Banyak sekolah yang mempunyai seperangkat nilai-nilai yang kokoh sebagai penyangga kegiatan sehari-hari yang mewakili apa yang penting dan berusaha untuk mewujudkannya. Peterson, Kent D. dan Deal, Terrence E. (2009 : 13) mengemukakan sebagai bedrock of culture yaitu sumber spirit, impian dan bahkan ketakutan apabila tak bisa mencapainnya. Sumber tersebut ialah nilai, kepercayaan, normadan asumsi, dalam organisasi sekolah sumber impian tersebut dinyatakan dalam visi, misi dan tujuan sekolah. Dalam visi,misi dan tujuan sekolah terkandung makna :
a. Nilai (value) yang merupakan inti dari apa yang sekolah anggap penting.

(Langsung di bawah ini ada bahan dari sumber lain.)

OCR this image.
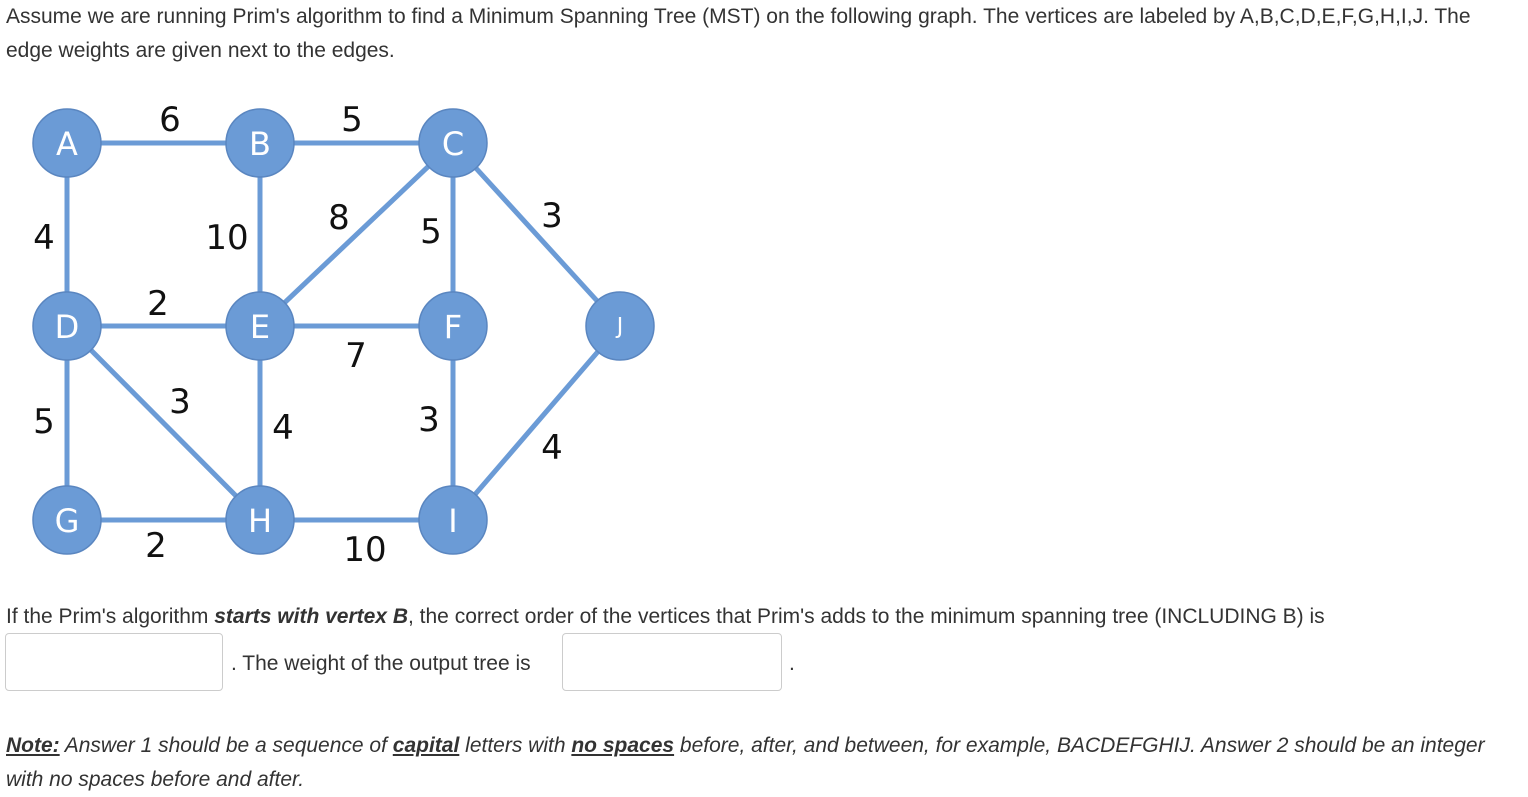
Assume we are running Prim's algorithm to find a Minimum Spanning Tree (MST) on the following graph. The vertices are labeled by A,B,C,D,E,F,G,H,I,J. The edge weights are given next to the edges.
6	5
4	10 8 5	3
2
7
5	3
4	3
4
2	10
A	B	C
D	E	F
G	H	I
J
If the Prim's algorithm starts with vertex B, the correct order of the vertices that Prim's adds to the minimum spanning tree (INCLUDING B) is
. The weight of the output tree is	.
Note: Answer 1 should be a sequence of capital letters with no spaces before, after, and between, for example, BACDEFGHIJ. Answer 2 should be an integer with no spaces before and after.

b. Keyakinan yang merupakan pemahaman dunia di sekitar kita mengenai kebenaran dan realitas . dimana guru, siswa dan kepala sekolah mempunyai keyakinan wacana semua aspek yang dianggap berharga dalam organisasi.Misalnya keyakinan wacana tanggung jawab guru untuk membelajarkan siswa, mengenai kapasitas siswa, wacana etnis dan kelas sosial, perubahan dan inovasi.
c. Norma sebagai seperangkat impian kelompok dalam hal perilaku, pakaian, bahasa dan aspek lain dari kehidupan sosial.
d. Asumsi sebagai elemen kunci dari budaya.kadang-kadang dipandang sebagai pra-sistem keyakinan, persepsi, dan nilaiyang didasari sebagai sikap panduan. Asumsi mempengaruhi tindakan, pikiran dan perasaan.